Thursday, November 8, 2012

Ignorance: The Growing Darkness in Which to Disappear

Reference: WSJ

Many news outlets are reporting how the "tectonic" changes in demographics are altering the electorate.

They are right but they draw the wrong conclusions - which is good news for John Galt (yes, I spelled it "gault" - but you'll see why below).

This means that the major is now the least educated, least able to fend for themselves, and least able to think for themselves ever.  Yes, I am sure many of the "older educated whites" especially, would have gone to college but I am quite certain they didn't pick up any of the critical thinking skills.

Now you might argue that this group is far more educated than your 1700's farmer in terms of schooling - and in a direct sense you'd be right.  But in the 1700's you were a survivalist - if you didn't plan well you died.  So though you might not understand the arithmetic elements of calculating a percentage you certainly knew when you had enough food for the winter and when not.

The "educated" created by today's colleges can perhaps with a calculator find a percentage but I am quite sure most have little clue what it means.

In the 1700's you had to farm, garden, hunt, and gather to eat.  You had to use a gun, a bow and arrows, and a knife.  You had to process animals for cooking.  You hand to plant recurring crops year-to-year.

Again, today's "educated" know nothing of these skills.

(Here's a good example of today's "thinking"... honestly, where do these ideas come from?)

They barely can identify them.

So someone living in an "off-the-grid" environment will be totally foreign to these people.  My guess is basically invisible.

Why?

First of all to farm, garden and hunt you must live outside of urban areas (sure urbanites have small "plot" gardens sometimes but its not the same as a real food production garden).

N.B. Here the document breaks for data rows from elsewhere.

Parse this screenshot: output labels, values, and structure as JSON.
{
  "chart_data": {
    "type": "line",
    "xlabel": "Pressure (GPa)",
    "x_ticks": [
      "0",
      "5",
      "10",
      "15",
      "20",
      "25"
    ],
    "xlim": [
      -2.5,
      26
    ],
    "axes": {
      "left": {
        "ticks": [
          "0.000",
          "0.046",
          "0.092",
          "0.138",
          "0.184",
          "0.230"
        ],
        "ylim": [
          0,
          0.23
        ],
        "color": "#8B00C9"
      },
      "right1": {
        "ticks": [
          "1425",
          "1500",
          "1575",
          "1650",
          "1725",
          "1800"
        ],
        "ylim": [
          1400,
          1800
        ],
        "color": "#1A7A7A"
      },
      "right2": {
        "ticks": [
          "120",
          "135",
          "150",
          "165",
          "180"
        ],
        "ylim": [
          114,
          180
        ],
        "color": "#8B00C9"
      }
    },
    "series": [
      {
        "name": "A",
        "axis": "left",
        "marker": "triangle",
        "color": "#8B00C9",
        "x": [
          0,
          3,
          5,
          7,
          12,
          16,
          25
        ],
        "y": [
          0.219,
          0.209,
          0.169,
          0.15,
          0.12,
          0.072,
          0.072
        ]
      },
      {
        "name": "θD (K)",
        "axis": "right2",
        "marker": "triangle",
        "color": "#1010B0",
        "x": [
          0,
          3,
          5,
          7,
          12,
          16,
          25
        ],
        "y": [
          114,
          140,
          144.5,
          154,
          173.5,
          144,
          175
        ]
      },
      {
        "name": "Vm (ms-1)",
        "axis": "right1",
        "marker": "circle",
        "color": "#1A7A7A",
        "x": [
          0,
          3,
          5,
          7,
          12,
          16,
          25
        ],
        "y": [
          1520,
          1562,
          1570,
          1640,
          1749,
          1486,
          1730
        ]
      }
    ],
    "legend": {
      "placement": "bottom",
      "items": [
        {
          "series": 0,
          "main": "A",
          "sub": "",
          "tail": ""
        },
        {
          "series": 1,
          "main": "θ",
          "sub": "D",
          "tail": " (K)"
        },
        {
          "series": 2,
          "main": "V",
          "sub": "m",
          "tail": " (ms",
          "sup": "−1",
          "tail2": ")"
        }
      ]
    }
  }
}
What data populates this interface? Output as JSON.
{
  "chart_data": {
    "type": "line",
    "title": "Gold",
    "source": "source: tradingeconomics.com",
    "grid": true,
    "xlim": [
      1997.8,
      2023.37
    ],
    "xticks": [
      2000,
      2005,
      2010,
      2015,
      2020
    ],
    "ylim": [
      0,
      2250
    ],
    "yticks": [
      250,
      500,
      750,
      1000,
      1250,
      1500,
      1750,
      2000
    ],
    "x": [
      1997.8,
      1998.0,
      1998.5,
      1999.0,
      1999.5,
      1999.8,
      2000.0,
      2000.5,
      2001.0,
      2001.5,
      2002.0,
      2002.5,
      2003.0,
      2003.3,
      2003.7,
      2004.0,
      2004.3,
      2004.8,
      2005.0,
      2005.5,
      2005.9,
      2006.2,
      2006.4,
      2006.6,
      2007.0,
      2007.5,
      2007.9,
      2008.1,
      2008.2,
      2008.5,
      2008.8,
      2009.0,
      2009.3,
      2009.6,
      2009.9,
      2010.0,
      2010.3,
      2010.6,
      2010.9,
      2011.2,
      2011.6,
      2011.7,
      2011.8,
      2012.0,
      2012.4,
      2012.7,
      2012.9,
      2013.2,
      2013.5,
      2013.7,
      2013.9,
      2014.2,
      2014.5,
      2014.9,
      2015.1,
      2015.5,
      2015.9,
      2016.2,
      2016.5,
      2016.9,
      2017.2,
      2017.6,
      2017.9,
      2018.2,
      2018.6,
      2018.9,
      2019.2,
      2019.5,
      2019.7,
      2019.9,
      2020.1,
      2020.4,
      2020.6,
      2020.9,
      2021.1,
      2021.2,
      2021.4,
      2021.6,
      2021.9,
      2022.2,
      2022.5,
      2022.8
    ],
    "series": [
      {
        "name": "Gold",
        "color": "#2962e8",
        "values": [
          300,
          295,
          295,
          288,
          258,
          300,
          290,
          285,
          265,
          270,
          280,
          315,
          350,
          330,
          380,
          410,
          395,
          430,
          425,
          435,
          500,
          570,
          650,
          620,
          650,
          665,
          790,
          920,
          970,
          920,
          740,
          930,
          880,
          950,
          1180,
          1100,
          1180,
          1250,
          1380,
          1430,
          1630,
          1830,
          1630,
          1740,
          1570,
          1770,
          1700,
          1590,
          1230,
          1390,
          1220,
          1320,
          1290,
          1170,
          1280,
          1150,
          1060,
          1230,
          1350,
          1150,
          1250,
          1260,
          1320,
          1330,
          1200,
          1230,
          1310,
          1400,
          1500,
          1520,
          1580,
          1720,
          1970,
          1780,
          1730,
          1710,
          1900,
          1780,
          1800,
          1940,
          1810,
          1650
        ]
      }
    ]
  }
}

Unable to clearly identify growing crops, farm structures or activities, and having not been taught about any of this the exurban areas will simply look like foreign lands.

And since a trip there will be outside comfortable surroundings, i.e., out of town, there will be even less impetus to go there.

Gender and women's studies skills don't teach you how to put food on the table.

This lack of education skills mean that their "planning horizon" will be very narrow.  Since most are told what to think they will simply "not see" what they are not told about.

A look at any modern US by-county election map, such as this one from (which flips from 2000 which is less blue to 2004 which is more blue)


shows that relative to the area of the country and relative to the areas of rural resources there is a vast area of the country that's completely outside the perception of these folks, i.e., red.

And often in a blue area the concentration within even a county of "blue" is small.

So you can count this map as showing the growing expanse of ignorance to some degree as well.

The bottom line here is that the growing ignorant expect to see "red" in a particular way: well dressed, expensive cars without Obama bumper stickers, fancy houses, big office buildings.  They don't possess the ability to see past these things because they have not been taught to.

And given that the John Galt's of the world are not large in number there is little need for the liberal press to bother with them.

Now as the growing areas of ignorance expand it also leaves them ever more dependent on the red areas for resources: food, coal, oil, gas and water all come from red areas, i.e., the blue areas produce nothing but consumption and the red areas the things consumed.